I ran a simple test with 100,000 rows (on a table with only two columns), and N = 100. The original version took 0.85 seconds, @Gerrat's answer took 0.7 seconds, and the PL/SQL version took 0.015 seconds.

But that's only one scenario, I don't have enough information to say my answer will always be better. As N increases the sampling advantage is lost, and the writing will be more significant than the reading. If you have a very small amount of data, the PL/SQL context switching overhead in my answer may make it slower than @Gerrat's solution.

For performance issues, the size of the table in bytes is usually much more important than the size in rows. 1000 rows that use a terabyte of space is much larger than 100 million rows that only use a gigabyte.

Here are some problems to consider with my answer:

  1. Sampling does not always return exactly the percent you asked for. With 100,000 rows and a 0.15% sample size the number of rows returned was 147, not 150. That's why I used 0.15 instead of 0.10. You need to over-sample a little bit to ensure that you get more than N. How much do you need to over-sample? I have no idea, you'll probably have to test it and pick a safe number.
  2. You need to know the approximate number of rows to pick the percent.
  3. The percent must be a literal, so as the number of rows and N change, you'll need to use dynamic SQL to change the percent.

Upvotes: 6

Gerrat
Gerrat

Reputation: 29690

I would use the ROWID:

UPDATE xyz SET x='Y' WHERE rowid IN (
    SELECT r FROM (
        SELECT ROWID r FROM xyz ORDER BY dbms_random.value
    ) RNDM WHERE rownum < n+1
)

The actual reason I would use ROWID isn't for efficiency though (it will still do a full table scan) - your SQL may not update the number of rows you want if column m isn't unique.

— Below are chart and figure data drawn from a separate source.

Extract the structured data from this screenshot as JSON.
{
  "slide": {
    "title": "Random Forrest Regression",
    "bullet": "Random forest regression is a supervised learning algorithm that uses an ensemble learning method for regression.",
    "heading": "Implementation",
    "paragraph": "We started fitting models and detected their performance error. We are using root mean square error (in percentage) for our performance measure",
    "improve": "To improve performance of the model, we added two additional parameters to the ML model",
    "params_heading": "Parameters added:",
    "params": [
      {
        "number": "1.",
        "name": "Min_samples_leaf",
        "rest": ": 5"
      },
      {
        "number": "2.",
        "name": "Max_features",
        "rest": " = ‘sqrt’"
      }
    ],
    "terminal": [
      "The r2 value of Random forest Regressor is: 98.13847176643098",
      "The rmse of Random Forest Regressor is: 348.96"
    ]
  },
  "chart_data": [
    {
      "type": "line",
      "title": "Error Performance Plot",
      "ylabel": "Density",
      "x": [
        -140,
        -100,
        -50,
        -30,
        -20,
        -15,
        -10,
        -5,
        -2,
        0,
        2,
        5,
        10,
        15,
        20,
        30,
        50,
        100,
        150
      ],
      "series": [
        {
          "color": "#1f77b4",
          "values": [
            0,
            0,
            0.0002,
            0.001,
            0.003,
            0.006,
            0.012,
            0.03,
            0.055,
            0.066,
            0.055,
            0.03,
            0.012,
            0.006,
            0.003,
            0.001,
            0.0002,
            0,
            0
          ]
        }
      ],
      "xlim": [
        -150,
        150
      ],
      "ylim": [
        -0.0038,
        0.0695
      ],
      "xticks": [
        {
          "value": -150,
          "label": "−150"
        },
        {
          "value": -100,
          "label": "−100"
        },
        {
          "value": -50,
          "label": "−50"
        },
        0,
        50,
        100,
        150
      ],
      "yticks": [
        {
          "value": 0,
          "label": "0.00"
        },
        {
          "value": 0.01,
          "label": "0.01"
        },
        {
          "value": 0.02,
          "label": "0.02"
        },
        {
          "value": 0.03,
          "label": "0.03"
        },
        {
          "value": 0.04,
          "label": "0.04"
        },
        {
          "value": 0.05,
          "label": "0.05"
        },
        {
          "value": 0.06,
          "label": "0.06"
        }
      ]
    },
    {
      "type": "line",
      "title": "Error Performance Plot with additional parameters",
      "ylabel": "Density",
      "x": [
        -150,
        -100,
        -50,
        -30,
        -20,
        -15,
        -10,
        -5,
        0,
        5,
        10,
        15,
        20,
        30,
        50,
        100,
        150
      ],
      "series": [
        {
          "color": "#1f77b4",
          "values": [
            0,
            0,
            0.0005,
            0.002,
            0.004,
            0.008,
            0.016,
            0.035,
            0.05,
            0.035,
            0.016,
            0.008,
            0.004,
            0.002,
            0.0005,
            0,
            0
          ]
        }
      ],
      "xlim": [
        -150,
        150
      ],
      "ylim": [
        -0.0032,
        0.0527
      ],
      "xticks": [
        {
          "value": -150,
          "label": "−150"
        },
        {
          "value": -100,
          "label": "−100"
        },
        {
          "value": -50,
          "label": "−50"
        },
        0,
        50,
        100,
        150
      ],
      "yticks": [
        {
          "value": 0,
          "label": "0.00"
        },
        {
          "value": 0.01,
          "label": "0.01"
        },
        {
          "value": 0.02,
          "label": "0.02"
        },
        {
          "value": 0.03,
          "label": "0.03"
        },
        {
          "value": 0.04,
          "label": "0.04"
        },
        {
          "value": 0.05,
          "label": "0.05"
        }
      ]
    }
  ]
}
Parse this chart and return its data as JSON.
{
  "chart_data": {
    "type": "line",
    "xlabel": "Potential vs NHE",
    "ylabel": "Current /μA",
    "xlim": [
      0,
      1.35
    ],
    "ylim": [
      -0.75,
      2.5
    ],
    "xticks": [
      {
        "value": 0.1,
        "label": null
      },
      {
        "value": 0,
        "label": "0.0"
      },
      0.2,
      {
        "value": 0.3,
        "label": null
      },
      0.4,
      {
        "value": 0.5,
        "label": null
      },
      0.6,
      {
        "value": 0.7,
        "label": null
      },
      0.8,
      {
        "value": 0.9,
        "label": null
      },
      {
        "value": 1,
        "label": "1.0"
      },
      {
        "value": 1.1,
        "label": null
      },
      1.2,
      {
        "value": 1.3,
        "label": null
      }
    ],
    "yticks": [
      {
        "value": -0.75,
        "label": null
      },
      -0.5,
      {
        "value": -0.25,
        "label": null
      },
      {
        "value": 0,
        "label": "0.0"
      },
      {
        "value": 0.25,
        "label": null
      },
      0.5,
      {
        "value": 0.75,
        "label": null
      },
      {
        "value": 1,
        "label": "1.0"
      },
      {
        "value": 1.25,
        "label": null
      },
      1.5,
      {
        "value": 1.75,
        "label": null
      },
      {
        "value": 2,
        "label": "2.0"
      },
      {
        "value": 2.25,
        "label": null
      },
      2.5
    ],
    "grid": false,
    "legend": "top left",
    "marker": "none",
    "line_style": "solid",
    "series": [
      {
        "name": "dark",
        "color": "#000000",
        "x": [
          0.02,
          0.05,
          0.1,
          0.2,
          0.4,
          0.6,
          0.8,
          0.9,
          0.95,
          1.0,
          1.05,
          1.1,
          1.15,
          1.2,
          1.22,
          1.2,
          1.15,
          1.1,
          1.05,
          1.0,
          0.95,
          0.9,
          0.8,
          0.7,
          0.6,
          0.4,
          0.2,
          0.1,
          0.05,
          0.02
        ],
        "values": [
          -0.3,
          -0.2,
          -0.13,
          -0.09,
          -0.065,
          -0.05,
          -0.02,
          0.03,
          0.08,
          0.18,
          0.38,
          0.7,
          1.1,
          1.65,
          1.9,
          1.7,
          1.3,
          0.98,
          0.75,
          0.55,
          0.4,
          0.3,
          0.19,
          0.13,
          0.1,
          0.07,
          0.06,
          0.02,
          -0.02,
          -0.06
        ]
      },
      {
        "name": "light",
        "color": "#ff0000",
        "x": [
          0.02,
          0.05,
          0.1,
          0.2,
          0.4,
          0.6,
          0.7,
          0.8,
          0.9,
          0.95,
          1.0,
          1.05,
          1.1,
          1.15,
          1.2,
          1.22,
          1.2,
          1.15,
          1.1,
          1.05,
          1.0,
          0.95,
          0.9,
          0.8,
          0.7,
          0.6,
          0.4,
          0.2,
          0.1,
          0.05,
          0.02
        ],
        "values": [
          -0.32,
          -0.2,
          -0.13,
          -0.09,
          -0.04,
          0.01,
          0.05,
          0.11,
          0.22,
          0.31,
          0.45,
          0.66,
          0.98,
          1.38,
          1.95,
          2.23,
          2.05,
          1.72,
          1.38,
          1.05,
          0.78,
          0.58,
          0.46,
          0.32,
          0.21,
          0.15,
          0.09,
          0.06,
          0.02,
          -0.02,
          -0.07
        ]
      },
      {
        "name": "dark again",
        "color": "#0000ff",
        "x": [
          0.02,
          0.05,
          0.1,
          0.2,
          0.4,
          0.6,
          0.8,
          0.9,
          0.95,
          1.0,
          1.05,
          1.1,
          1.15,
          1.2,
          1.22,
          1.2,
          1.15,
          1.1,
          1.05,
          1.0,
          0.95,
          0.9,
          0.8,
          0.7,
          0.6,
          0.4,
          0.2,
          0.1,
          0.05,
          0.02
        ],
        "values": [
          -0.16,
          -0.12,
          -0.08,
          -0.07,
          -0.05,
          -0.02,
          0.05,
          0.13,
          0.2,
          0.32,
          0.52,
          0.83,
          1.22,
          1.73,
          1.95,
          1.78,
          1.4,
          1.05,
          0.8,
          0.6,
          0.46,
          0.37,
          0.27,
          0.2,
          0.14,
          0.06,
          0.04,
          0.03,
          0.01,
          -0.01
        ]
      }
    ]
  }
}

With only 1000 rows, you shouldn't really be worried about efficiency (maybe with a hundred million rows). Without any index on this table, you're stuck doing a full table scan to select random records.

[EDIT:] "But what if there are 100,000 rows"

Well, that's still 3 orders of magnitude less than 100 million.

I ran the following:

create table xyz as select * from all_objects;

[created about 50,000 rows on my system - non-indexed, just like your table]

UPDATE xyz SET owner='Y' WHERE rowid IN (
     SELECT r FROM (
          SELECT ROWID r FROM xyz ORDER BY dbms_random.value
     ) RNDM WHERE rownum < 10000
);
commit;

This took approximately 1.5 seconds. Maybe it was 1 second, maybe up to 3 seconds (didn't formally time it, it just took about enough time to blink).